La externalización de las funciones de la mano de obra barata sigue un principio similar: los empleados explotados que trabajan en fábricas lejanas cuestan menos y normalmente no están protegidos por las leyes laborales occidentales, por lo que las empresas pueden obligarles a trabajar como mulas en jornadas laborales de 15 horas con salarios muy bajos. Esto a su vez pone en peligro a los trabajadores occidentales, que a menudo se ven obligados a aceptar salarios menores y condiciones de trabajo más duras porque las compañías ya no dependen de su mano de obra.

Si disponéis de un abono de temporada en vuestro club, esto os sonará familiar: pensad en cuántos partidos se cambiaron de hora para terminar disputándose en franjas intempestivas, como los domingos a última hora o los lunes, con el único objetivo de que las audiencias televisivas subieran. En Inglaterra, prácticamente ninguno de los partidos más decisivos se disputa en el antiguo horario tradicional; en España, el panorama es tan lamentable que es mejor ni siquiera mencionarlo.

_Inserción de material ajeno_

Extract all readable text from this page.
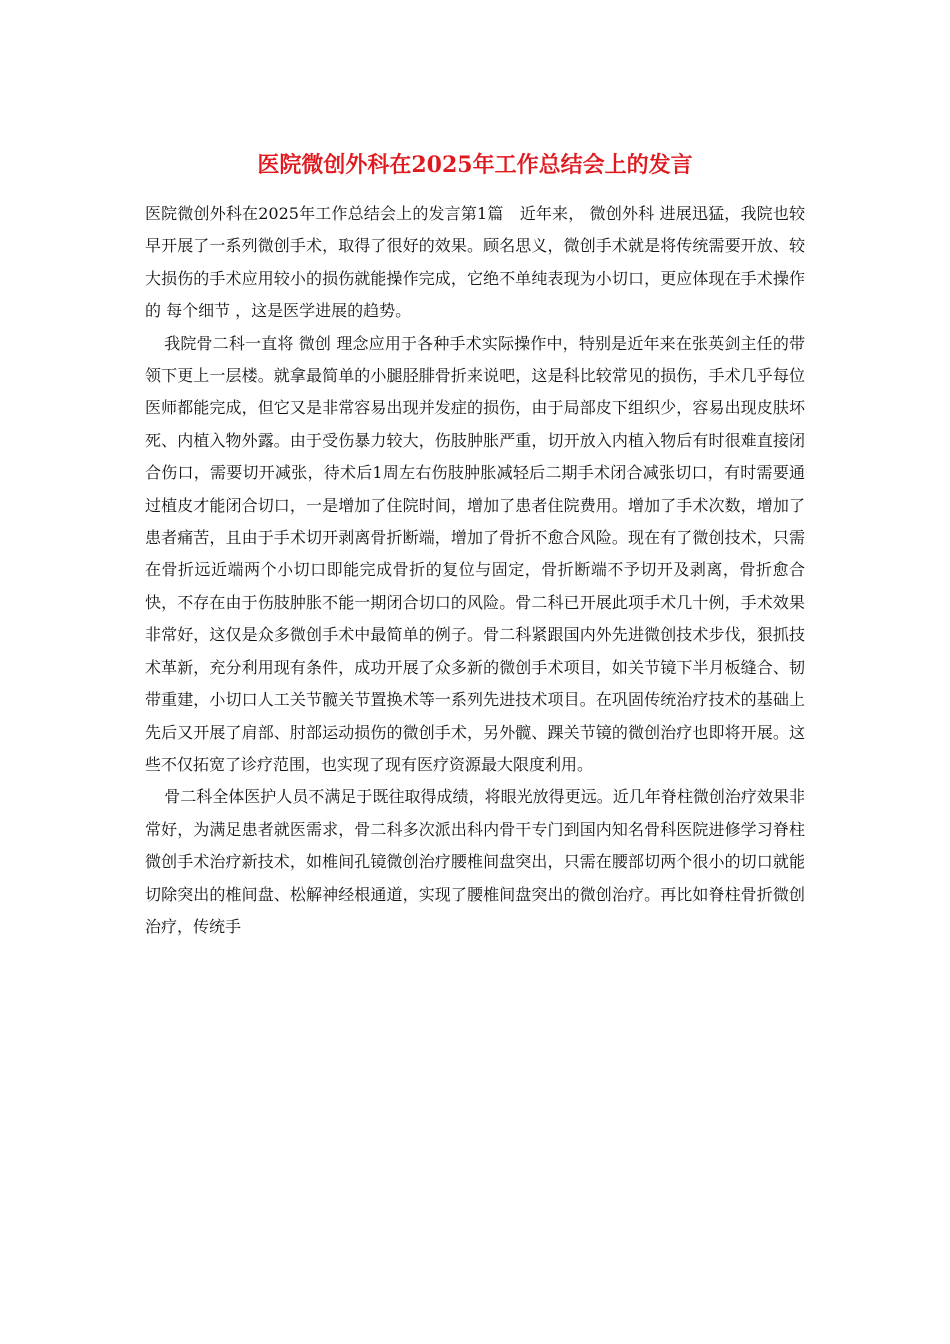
医院微创外科在2025年工作总结会上的发言

医院微创外科在2025年工作总结会上的发言第1篇　近年来， 微创外科 进展迅猛，我院也较早开展了一系列微创手术，取得了很好的效果。顾名思义，微创手术就是将传统需要开放、较大损伤的手术应用较小的损伤就能操作完成，它绝不单纯表现为小切口，更应体现在手术操作的 每个细节 ，这是医学进展的趋势。

我院骨二科一直将 微创 理念应用于各种手术实际操作中，特别是近年来在张英剑主任的带领下更上一层楼。就拿最简单的小腿胫腓骨折来说吧，这是科比较常见的损伤，手术几乎每位医师都能完成，但它又是非常容易出现并发症的损伤，由于局部皮下组织少，容易出现皮肤坏死、内植入物外露。由于受伤暴力较大，伤肢肿胀严重，切开放入内植入物后有时很难直接闭合伤口，需要切开减张，待术后1周左右伤肢肿胀减轻后二期手术闭合减张切口，有时需要通过植皮才能闭合切口，一是增加了住院时间，增加了患者住院费用。增加了手术次数，增加了患者痛苦，且由于手术切开剥离骨折断端，增加了骨折不愈合风险。现在有了微创技术，只需在骨折远近端两个小切口即能完成骨折的复位与固定，骨折断端不予切开及剥离，骨折愈合快，不存在由于伤肢肿胀不能一期闭合切口的风险。骨二科已开展此项手术几十例，手术效果非常好，这仅是众多微创手术中最简单的例子。骨二科紧跟国内外先进微创技术步伐，狠抓技术革新，充分利用现有条件，成功开展了众多新的微创手术项目，如关节镜下半月板缝合、韧带重建，小切口人工关节髋关节置换术等一系列先进技术项目。在巩固传统治疗技术的基础上先后又开展了肩部、肘部运动损伤的微创手术，另外髋、踝关节镜的微创治疗也即将开展。这些不仅拓宽了诊疗范围，也实现了现有医疗资源最大限度利用。

骨二科全体医护人员不满足于既往取得成绩，将眼光放得更远。近几年脊柱微创治疗效果非常好，为满足患者就医需求，骨二科多次派出科内骨干专门到国内知名骨科医院进修学习脊柱微创手术治疗新技术，如椎间孔镜微创治疗腰椎间盘突出，只需在腰部切两个很小的切口就能切除突出的椎间盘、松解神经根通道，实现了腰椎间盘突出的微创治疗。再比如脊柱骨折微创治疗，传统手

Por si eso fuera poco, algunos iluminados plantean jugar una 'jornada 39' directamente fuera del país. Quién sabe, quizás algún día todos los partidos se jueguen en el extranjero y los equipos dejen de ser propios de las ciudades para transformarse en franquicias ambulantes. Es cuestión de tiempo.

Tal vez haya llegado el momento de aceptarlo: a los grandes clubes, en comparación con los petrodólares de Qatar, nosotros los aficionados les importamos una mierda.